On a beaucoup disserté sur les causes du mal, et des esprits superficiels en imaginent de singulières, celle-ci par exemple, que l’Allemand est porté vers l’émigration par la tournure philosophique et cosmopolite de son esprit. Une telle cause ne peut agir que sur un nombre d’individus très petit en tout temps et que les derniers événemens ont bien réduit au-delà du Rhin. Contre l’impuissance politique de l’ancienne Allemagne et les misères de l’existence dans les petits états, l’Allemand cultivé avait recours aux spéculations de la philosophie et de la science, qui le menaient au cosmopolitisme. L’orgueil, qui est dans la race, l’excitait au mépris de sa patrie, qu’il trouvait petite. Quand il pouvait, il émigrait, comme fit un jour ce comte de Schlavendorf, qui, sans prévenir personne, quitta son château de Silésie, chevaucha tout seul jusqu’à Paris, et cinquante années durant y vécut dans la solitude et l’obscurité. Avant de mourir, il ordonna qu’on gravât sur sa tombe ces simples mots : ci-gît un citoyen qui a pendant soixante-dix ans cherché une patrie. S’il avait vécu jusqu’à nos jours, cet homme serait sans doute retourné pour y mourir dans sa patrie ; il aurait, comme beaucoup de philosophes de son espèce, célébré la politique d’un ministre qui ne se pique point de philosophie. On a vu de ces repentis revenir même d’Amérique, comme pour montrer que le cosmopolitisme allemand a cessé le jour où l’orgueil allemand a été satisfait. Encore une fois d’ailleurs, ce cosmopolitisme n’a rien à voir avec les pauvres gens qui s’expatrient par centaines de mille. Il faut bien admettre que, même dans un pays qui « peut se glorifier d’être le plus savant et le plus travailleur du monde, » il reste quantité d’êtres dont le premier souci est de satisfaire le vulgaire besoin de boire et de manger.

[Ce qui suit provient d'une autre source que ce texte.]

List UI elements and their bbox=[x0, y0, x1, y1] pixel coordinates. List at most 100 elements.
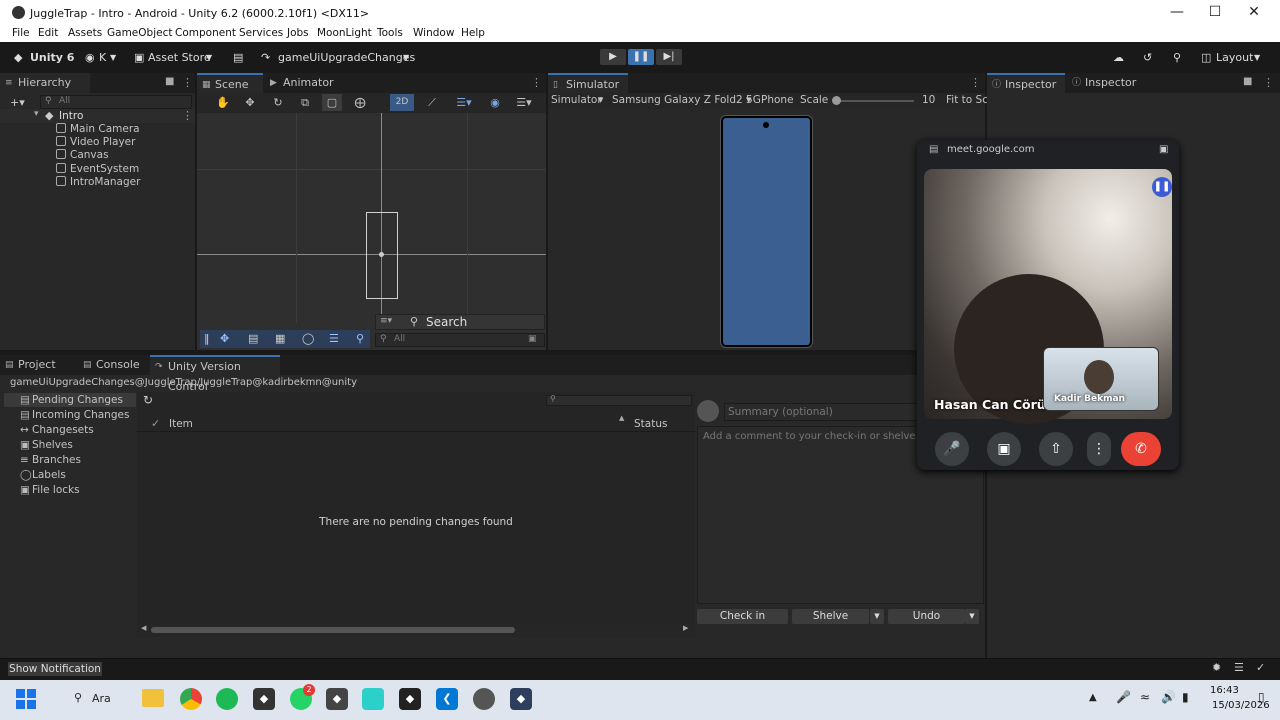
branch-selector[interactable]: gameUiUpgradeChanges bbox=[278, 51, 415, 64]
menu-gameobject[interactable]: GameObject bbox=[107, 27, 172, 39]
battery-icon[interactable]: ▮ bbox=[1182, 690, 1189, 704]
unity-editor-icon[interactable]: ◆ bbox=[399, 688, 421, 710]
pause-button[interactable]: ❚❚ bbox=[628, 49, 654, 65]
menu-assets[interactable]: Assets bbox=[68, 27, 102, 39]
back-to-tab-icon[interactable]: ▣ bbox=[1159, 144, 1168, 155]
menu-window[interactable]: Window bbox=[413, 27, 454, 39]
settings-icon[interactable]: ✹ bbox=[1212, 661, 1221, 674]
rotate-tool-icon[interactable]: ↻ bbox=[268, 94, 288, 111]
move-tool-icon[interactable]: ✥ bbox=[240, 94, 260, 111]
show-notification-button[interactable]: Show Notification bbox=[8, 662, 102, 676]
undo-button[interactable]: Undo bbox=[888, 609, 965, 624]
grid-icon[interactable]: ▤ bbox=[248, 332, 258, 345]
transform-tool-icon[interactable]: ⨁ bbox=[350, 94, 370, 111]
refresh-icon[interactable]: ↻ bbox=[143, 393, 153, 407]
asset-store-button[interactable]: Asset Store bbox=[148, 51, 211, 64]
tab-console[interactable]: ▤ Console bbox=[78, 355, 146, 375]
scroll-right-icon[interactable]: ▶ bbox=[683, 624, 688, 632]
unity-project-icon[interactable]: ◆ bbox=[510, 688, 532, 710]
changes-search-input[interactable]: ⚲ bbox=[546, 394, 692, 406]
check-icon[interactable]: ✓ bbox=[1256, 661, 1265, 674]
hierarchy-item[interactable]: Main Camera bbox=[56, 123, 140, 135]
lock-icon[interactable]: ■ bbox=[165, 76, 174, 87]
scene-row[interactable]: ▾ ◆ Intro ⋮ bbox=[0, 109, 195, 123]
vcs-menu-icon[interactable]: ▤ bbox=[233, 51, 243, 64]
unity-hub-icon[interactable]: ◆ bbox=[253, 688, 275, 710]
fit-to-screen-toggle[interactable]: Fit to Sc bbox=[946, 94, 988, 106]
column-item[interactable]: Item bbox=[169, 418, 193, 430]
zoom-icon[interactable]: ⚲ bbox=[356, 332, 364, 345]
sort-icon[interactable]: ▲ bbox=[619, 414, 624, 422]
chevron-down-icon[interactable]: ▾ bbox=[34, 109, 39, 119]
menu-file[interactable]: File bbox=[12, 27, 30, 39]
nav-incoming-changes[interactable]: ▤ Incoming Changes bbox=[20, 409, 129, 421]
move-icon[interactable]: ✥ bbox=[220, 332, 229, 345]
phone-label[interactable]: Phone bbox=[761, 94, 794, 106]
chevron-down-icon[interactable]: ▼ bbox=[746, 96, 751, 104]
tab-project[interactable]: ▤ Project bbox=[0, 355, 70, 375]
microphone-icon[interactable]: 🎤 bbox=[1116, 690, 1131, 704]
cloud-icon[interactable]: ☁ bbox=[1113, 51, 1124, 64]
select-all-checkbox[interactable]: ✓ bbox=[151, 417, 160, 430]
scene-filter-input[interactable]: ⚲ All ▣ bbox=[375, 333, 545, 347]
tab-simulator[interactable]: ▯ Simulator bbox=[548, 73, 628, 93]
hierarchy-item[interactable]: Video Player bbox=[56, 136, 135, 148]
menu-edit[interactable]: Edit bbox=[38, 27, 58, 39]
unity-icon[interactable]: ◆ bbox=[326, 688, 348, 710]
close-icon[interactable]: ✕ bbox=[1239, 4, 1269, 20]
nav-labels[interactable]: ◯Labels bbox=[20, 469, 66, 481]
taskbar-search[interactable]: ⚲ Ara bbox=[66, 689, 120, 711]
scale-tool-icon[interactable]: ⧉ bbox=[295, 94, 315, 111]
chrome-icon[interactable] bbox=[180, 688, 202, 710]
menu-icon[interactable]: ≡▾ bbox=[380, 316, 392, 326]
step-button[interactable]: ▶| bbox=[656, 49, 682, 65]
device-dropdown[interactable]: Samsung Galaxy Z Fold2 5G bbox=[612, 94, 761, 106]
more-options-icon[interactable]: ⋮ bbox=[182, 76, 193, 89]
phone-screen[interactable] bbox=[721, 116, 812, 347]
windows-start-icon[interactable] bbox=[16, 689, 36, 709]
more-options-icon[interactable]: ⋮ bbox=[1087, 432, 1111, 466]
notification-bell-icon[interactable]: ▯ bbox=[1258, 690, 1265, 704]
chevron-down-icon[interactable]: ▼ bbox=[403, 53, 409, 62]
app-icon[interactable] bbox=[362, 688, 384, 710]
scale-slider-handle[interactable] bbox=[832, 96, 841, 105]
lock-icon[interactable]: ■ bbox=[1243, 76, 1252, 87]
search-icon[interactable]: ⚲ bbox=[1173, 51, 1181, 64]
file-explorer-icon[interactable] bbox=[142, 689, 164, 707]
present-screen-icon[interactable]: ⇧ bbox=[1039, 432, 1073, 466]
2d-toggle[interactable]: 2D bbox=[390, 94, 414, 111]
hierarchy-item[interactable]: EventSystem bbox=[56, 163, 139, 175]
menu-services[interactable]: Services bbox=[239, 27, 283, 39]
scale-value[interactable]: 10 bbox=[922, 94, 935, 106]
menu-moonlight[interactable]: MoonLight bbox=[317, 27, 372, 39]
layers-icon[interactable]: ☰▾ bbox=[450, 94, 478, 111]
more-options-icon[interactable]: ⋮ bbox=[182, 109, 193, 122]
history-icon[interactable]: ↺ bbox=[1143, 51, 1152, 64]
expand-icon[interactable]: ▣ bbox=[528, 334, 537, 344]
lighting-toggle-icon[interactable]: ⟋ bbox=[422, 94, 442, 111]
add-button[interactable]: +▾ bbox=[10, 96, 25, 109]
menu-component[interactable]: Component bbox=[175, 27, 236, 39]
undo-dropdown-icon[interactable]: ▼ bbox=[965, 609, 979, 624]
end-call-icon[interactable]: ✆ bbox=[1121, 432, 1161, 466]
more-options-icon[interactable]: ⋮ bbox=[1263, 76, 1274, 89]
whatsapp-icon[interactable]: 2 bbox=[290, 684, 315, 710]
scene-search-overlay[interactable]: ≡▾ ⚲ Search bbox=[375, 314, 545, 330]
microphone-icon[interactable]: 🎤 bbox=[935, 432, 969, 466]
spotify-icon[interactable] bbox=[216, 688, 238, 710]
minimize-icon[interactable]: — bbox=[1162, 4, 1192, 20]
nav-pending-changes[interactable]: ▤ Pending Changes bbox=[20, 394, 123, 406]
account-button[interactable]: K bbox=[99, 51, 106, 64]
more-options-icon[interactable]: ⋮ bbox=[970, 76, 981, 89]
camera-icon[interactable]: ▣ bbox=[987, 432, 1021, 466]
chevron-down-icon[interactable]: ▼ bbox=[110, 53, 116, 62]
column-status[interactable]: Status bbox=[634, 418, 667, 430]
snap-icon[interactable]: ▦ bbox=[275, 332, 285, 345]
nav-shelves[interactable]: ▣ Shelves bbox=[20, 439, 73, 451]
tab-animator[interactable]: ▶ Animator bbox=[265, 73, 351, 93]
chevron-down-icon[interactable]: ▼ bbox=[206, 53, 212, 62]
shelve-button[interactable]: Shelve bbox=[792, 609, 869, 624]
horizontal-scrollbar[interactable]: ◀ ▶ bbox=[137, 624, 695, 636]
account-icon[interactable]: ◉ bbox=[85, 51, 95, 64]
tab-inspector-2[interactable]: ⓘ Inspector bbox=[1067, 73, 1145, 93]
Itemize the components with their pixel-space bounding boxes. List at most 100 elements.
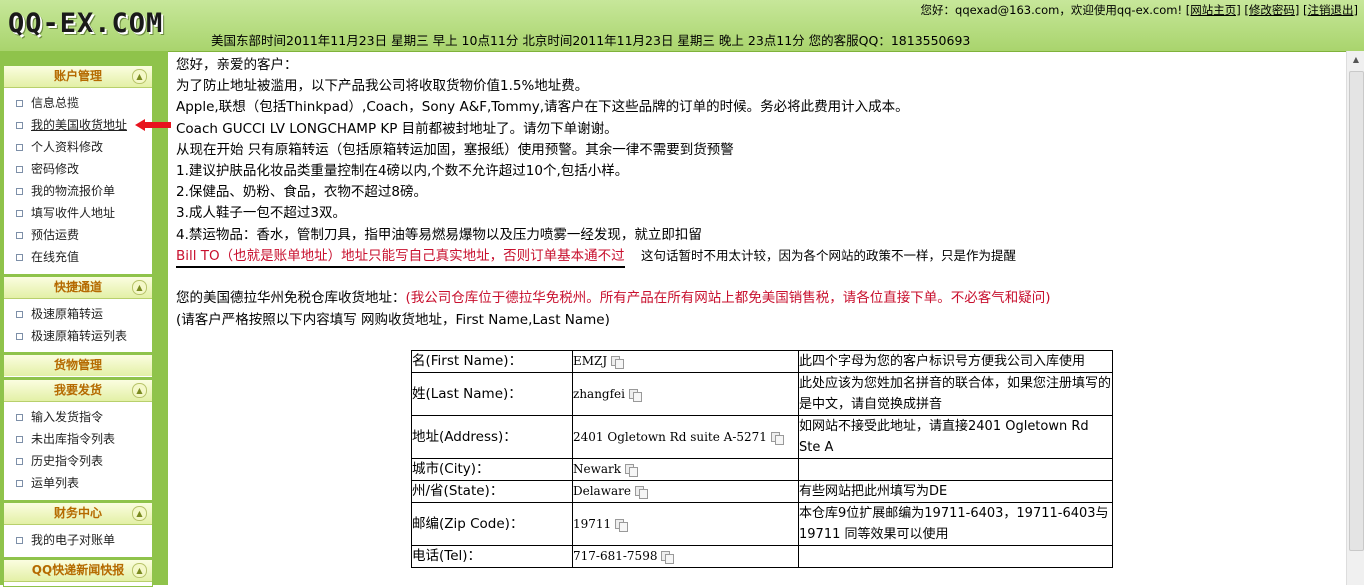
field-value[interactable]: 717-681-7598 <box>572 545 799 568</box>
store-info: 您的美国德拉华州免税仓库收货地址：(我公司仓库位于德拉华免税州。所有产品在所有网… <box>176 288 1051 331</box>
main-content: 您好，亲爱的客户： 为了防止地址被滥用，以下产品我公司将收取货物价值1.5%地址… <box>176 55 1346 246</box>
copy-icon[interactable] <box>611 356 625 369</box>
user-greeting: 您好：qqexad@163.com，欢迎使用qq-ex.com! <box>920 3 1183 17</box>
panel-ship-header[interactable]: 我要发货 ▲ <box>4 380 152 402</box>
panel-shortcut: 快捷通道 ▲ 极速原箱转运 极速原箱转运列表 <box>3 276 153 353</box>
table-row: 电话(Tel)： 717-681-7598 <box>411 545 1113 568</box>
field-label: 城市(City)： <box>411 458 573 481</box>
vertical-scrollbar[interactable]: ▲ <box>1346 51 1364 585</box>
panel-finance-header[interactable]: 财务中心 ▲ <box>4 503 152 525</box>
collapse-icon[interactable]: ▲ <box>132 563 147 578</box>
copy-icon[interactable] <box>629 388 642 402</box>
address-table: 名(First Name)： EMZJ 此四个字母为您的客户标识号方便我公司入库… <box>411 350 1113 568</box>
panel-title: 我要发货 <box>53 383 102 397</box>
sidebar-item-history-orders[interactable]: 历史指令列表 <box>16 450 152 472</box>
field-note <box>798 458 1113 481</box>
sidebar-item-profile[interactable]: 个人资料修改 <box>16 136 152 158</box>
field-label: 电话(Tel)： <box>411 545 573 568</box>
sidebar-item-quote[interactable]: 我的物流报价单 <box>16 180 152 202</box>
field-value[interactable]: 2401 Ogletown Rd suite A-5271 <box>572 415 799 459</box>
copy-icon[interactable] <box>615 518 629 532</box>
sidebar-item-statement[interactable]: 我的电子对账单 <box>16 529 152 551</box>
red-arrow-icon <box>135 119 171 131</box>
panel-title: QQ快递新闻快报 <box>31 563 125 577</box>
store-instruction: (请客户严格按照以下内容填写 网购收货地址，First Name,Last Na… <box>176 311 610 328</box>
greeting-line: 您好，亲爱的客户： <box>176 57 298 73</box>
field-value[interactable]: 19711 <box>572 502 799 546</box>
sidebar-item-input-order[interactable]: 输入发货指令 <box>16 406 152 428</box>
sidebar-item-us-address[interactable]: 我的美国收货地址 <box>16 114 152 136</box>
change-password-link[interactable]: [修改密码] <box>1244 3 1299 17</box>
user-bar: 您好：qqexad@163.com，欢迎使用qq-ex.com! [网站主页] … <box>921 2 1358 18</box>
field-note: 此四个字母为您的客户标识号方便我公司入库使用 <box>798 350 1113 373</box>
field-label: 邮编(Zip Code)： <box>411 502 573 546</box>
sidebar-item-estimate[interactable]: 预估运费 <box>16 224 152 246</box>
field-value[interactable]: Newark <box>572 458 799 481</box>
collapse-icon[interactable]: ▲ <box>132 280 147 295</box>
field-label: 姓(Last Name)： <box>411 372 573 416</box>
field-label: 州/省(State)： <box>411 480 573 503</box>
copy-icon[interactable] <box>661 551 675 564</box>
panel-title: 货物管理 <box>53 358 102 372</box>
field-label: 地址(Address)： <box>411 415 573 459</box>
rule-line: 2.保健品、奶粉、食品，衣物不超过8磅。 <box>176 184 427 201</box>
field-note: 如网站不接受此地址，请直接2401 Ogletown Rd Ste A <box>798 415 1113 459</box>
sidebar-item-fast-box[interactable]: 极速原箱转运 <box>16 303 152 325</box>
scrollbar-thumb[interactable] <box>1349 71 1364 551</box>
panel-finance: 财务中心 ▲ 我的电子对账单 <box>3 502 153 558</box>
panel-title: 财务中心 <box>53 506 102 520</box>
notice-line: Apple,联想（包括Thinkpad）,Coach，Sony A&F,Tomm… <box>176 99 909 116</box>
panel-ship: 我要发货 ▲ 输入发货指令 未出库指令列表 历史指令列表 运单列表 <box>3 379 153 501</box>
store-note: (我公司仓库位于德拉华免税州。所有产品在所有网站上都免美国销售税，请各位直接下单… <box>405 290 1051 306</box>
sidebar-item-waybills[interactable]: 运单列表 <box>16 472 152 494</box>
sidebar-item-pending-orders[interactable]: 未出库指令列表 <box>16 428 152 450</box>
panel-goods-header[interactable]: 货物管理 <box>4 355 152 376</box>
sidebar-item-password[interactable]: 密码修改 <box>16 158 152 180</box>
collapse-icon[interactable]: ▲ <box>132 506 147 521</box>
sidebar-item-fast-box-list[interactable]: 极速原箱转运列表 <box>16 325 152 347</box>
panel-title: 快捷通道 <box>53 280 102 294</box>
table-row: 邮编(Zip Code)： 19711 本仓库9位扩展邮编为19711-6403… <box>411 502 1113 546</box>
panel-news: QQ快递新闻快报 ▲ <box>3 559 153 587</box>
table-row: 城市(City)： Newark <box>411 458 1113 481</box>
panel-title: 账户管理 <box>53 69 102 83</box>
panel-account-header[interactable]: 账户管理 ▲ <box>4 66 152 88</box>
sidebar-item-overview[interactable]: 信息总揽 <box>16 92 152 114</box>
copy-icon[interactable] <box>625 464 639 477</box>
field-note: 此处应该为您姓加名拼音的联合体，如果您注册填写的是中文，请自觉换成拼音 <box>798 372 1113 416</box>
field-note: 有些网站把此州填写为DE <box>798 480 1113 503</box>
billto-warning: Bill TO（也就是账单地址）地址只能写自己真实地址，否则订单基本通不过 <box>176 248 625 268</box>
site-logo[interactable]: QQ-EX.COM <box>8 8 163 39</box>
panel-shortcut-header[interactable]: 快捷通道 ▲ <box>4 277 152 299</box>
field-label: 名(First Name)： <box>411 350 573 373</box>
scroll-up-icon[interactable]: ▲ <box>1347 51 1364 68</box>
logout-link[interactable]: [注销退出] <box>1303 3 1358 17</box>
header: QQ-EX.COM 您好：qqexad@163.com，欢迎使用qq-ex.co… <box>0 0 1364 52</box>
notice-line: 从现在开始 只有原箱转运（包括原箱转运加固，塞报纸）使用预警。其余一律不需要到货… <box>176 141 734 158</box>
sidebar-item-recharge[interactable]: 在线充值 <box>16 246 152 268</box>
collapse-icon[interactable]: ▲ <box>132 383 147 398</box>
table-row: 名(First Name)： EMZJ 此四个字母为您的客户标识号方便我公司入库… <box>411 350 1113 373</box>
time-info: 美国东部时间2011年11月23日 星期三 早上 10点11分 北京时间2011… <box>211 33 971 48</box>
copy-icon[interactable] <box>634 486 648 499</box>
table-row: 州/省(State)： Delaware 有些网站把此州填写为DE <box>411 480 1113 503</box>
field-value[interactable]: Delaware <box>572 480 799 503</box>
collapse-icon[interactable]: ▲ <box>132 69 147 84</box>
store-label: 您的美国德拉华州免税仓库收货地址： <box>176 290 406 306</box>
panel-news-header[interactable]: QQ快递新闻快报 ▲ <box>4 560 152 582</box>
panel-account: 账户管理 ▲ 信息总揽 我的美国收货地址 个人资料修改 密码修改 我的物流报价单… <box>3 65 153 275</box>
sidebar-item-recipient[interactable]: 填写收件人地址 <box>16 202 152 224</box>
notice-line: 为了防止地址被滥用，以下产品我公司将收取货物价值1.5%地址费。 <box>176 78 589 95</box>
rule-line: 3.成人鞋子一包不超过3双。 <box>176 205 346 222</box>
field-note <box>798 545 1113 568</box>
table-row: 姓(Last Name)： zhangfei 此处应该为您姓加名拼音的联合体，如… <box>411 372 1113 416</box>
field-note: 本仓库9位扩展邮编为19711-6403，19711-6403与19711 同等… <box>798 502 1113 546</box>
rule-line: 4.禁运物品：香水，管制刀具，指甲油等易燃易爆物以及压力喷雾一经发现，就立即扣留 <box>176 226 702 243</box>
notice-line: Coach GUCCI LV LONGCHAMP KP 目前都被封地址了。请勿下… <box>176 120 618 137</box>
table-row: 地址(Address)： 2401 Ogletown Rd suite A-52… <box>411 415 1113 459</box>
field-value[interactable]: EMZJ <box>572 350 799 373</box>
home-link[interactable]: [网站主页] <box>1186 3 1241 17</box>
billto-note: 这句话暂时不用太计较，因为各个网站的政策不一样，只是作为提醒 <box>640 248 1016 263</box>
copy-icon[interactable] <box>770 431 784 445</box>
field-value[interactable]: zhangfei <box>572 372 799 416</box>
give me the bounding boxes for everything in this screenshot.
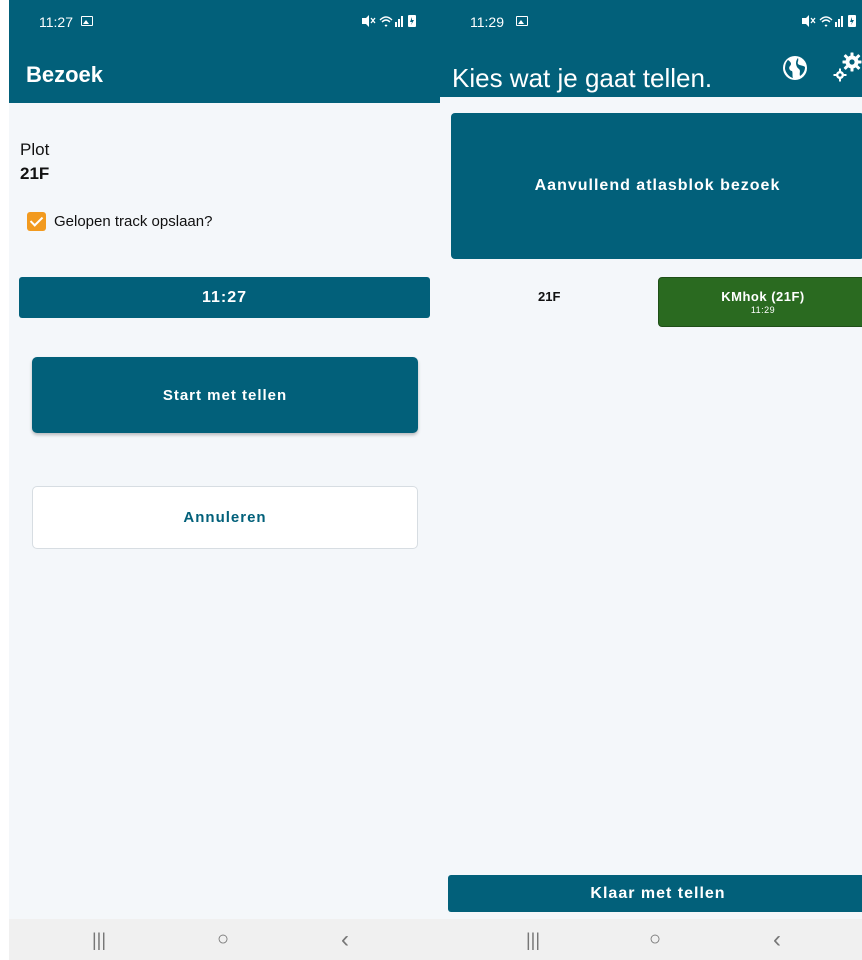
- kmhok-button-label: KMhok (21F): [721, 289, 805, 304]
- system-status-icons: [800, 14, 858, 31]
- page-title: Bezoek: [26, 62, 104, 87]
- back-icon[interactable]: ‹: [773, 926, 781, 954]
- status-bar: 11:29: [440, 0, 862, 40]
- signal-wifi-battery-icon: [802, 15, 856, 27]
- status-time: 11:27: [39, 14, 73, 30]
- app-bar: Bezoek: [9, 40, 440, 103]
- recent-apps-icon[interactable]: |||: [92, 930, 106, 951]
- system-status-icons: [360, 14, 418, 31]
- plot-value: 21F: [20, 164, 50, 183]
- track-checkbox-row[interactable]: Gelopen track opslaan?: [27, 210, 212, 232]
- system-nav-bar: ||| ○ ‹: [440, 919, 862, 960]
- start-counting-button[interactable]: Start met tellen: [32, 357, 418, 433]
- image-notification-icon: [81, 16, 93, 26]
- status-time: 11:29: [470, 14, 504, 30]
- back-icon[interactable]: ‹: [341, 926, 349, 954]
- track-checkbox-label: Gelopen track opslaan?: [54, 212, 213, 230]
- kmhok-button-time: 11:29: [750, 305, 776, 315]
- signal-wifi-battery-icon: [362, 15, 416, 27]
- left-phone-screen: 11:27 Bezoek Plot 21F Gelopen track opsl…: [9, 0, 440, 960]
- image-notification-icon: [516, 16, 528, 26]
- kmhok-button[interactable]: KMhok (21F) 11:29: [658, 277, 862, 327]
- system-nav-bar: ||| ○ ‹: [9, 919, 440, 960]
- right-phone-screen: 11:29 Kies wat je gaat tellen. Aanvullen…: [440, 0, 862, 960]
- finish-counting-button[interactable]: Klaar met tellen: [448, 875, 862, 912]
- home-icon[interactable]: ○: [649, 928, 661, 951]
- settings-gear-icon[interactable]: [833, 51, 862, 83]
- globe-icon[interactable]: [781, 54, 809, 82]
- home-icon[interactable]: ○: [217, 928, 229, 951]
- plot-code: 21F: [538, 289, 561, 304]
- cancel-button[interactable]: Annuleren: [32, 486, 418, 549]
- aanvullend-atlasblok-button[interactable]: Aanvullend atlasblok bezoek: [451, 113, 862, 259]
- status-bar: 11:27: [9, 0, 440, 40]
- recent-apps-icon[interactable]: |||: [526, 930, 540, 951]
- page-title: Kies wat je gaat tellen.: [452, 63, 713, 93]
- plot-label: Plot: [20, 140, 50, 159]
- checkbox-checked-icon[interactable]: [27, 211, 46, 231]
- time-button[interactable]: 11:27: [19, 277, 430, 318]
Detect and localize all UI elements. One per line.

Afin d’atténuer l’effet produit par l’émigration en masse, on dit encore qu’elle n’est point un fait nouveau, que les Allemands ont toujours émigré, et l’on invoque à l’appui l’histoire des Cimbres et des Teutons, des Germains du ive siècle et des chevaliers de l’ordre

  1. Comptes-rendus du Nouveau démocrate socialiste, 1872, nos 18 et 19.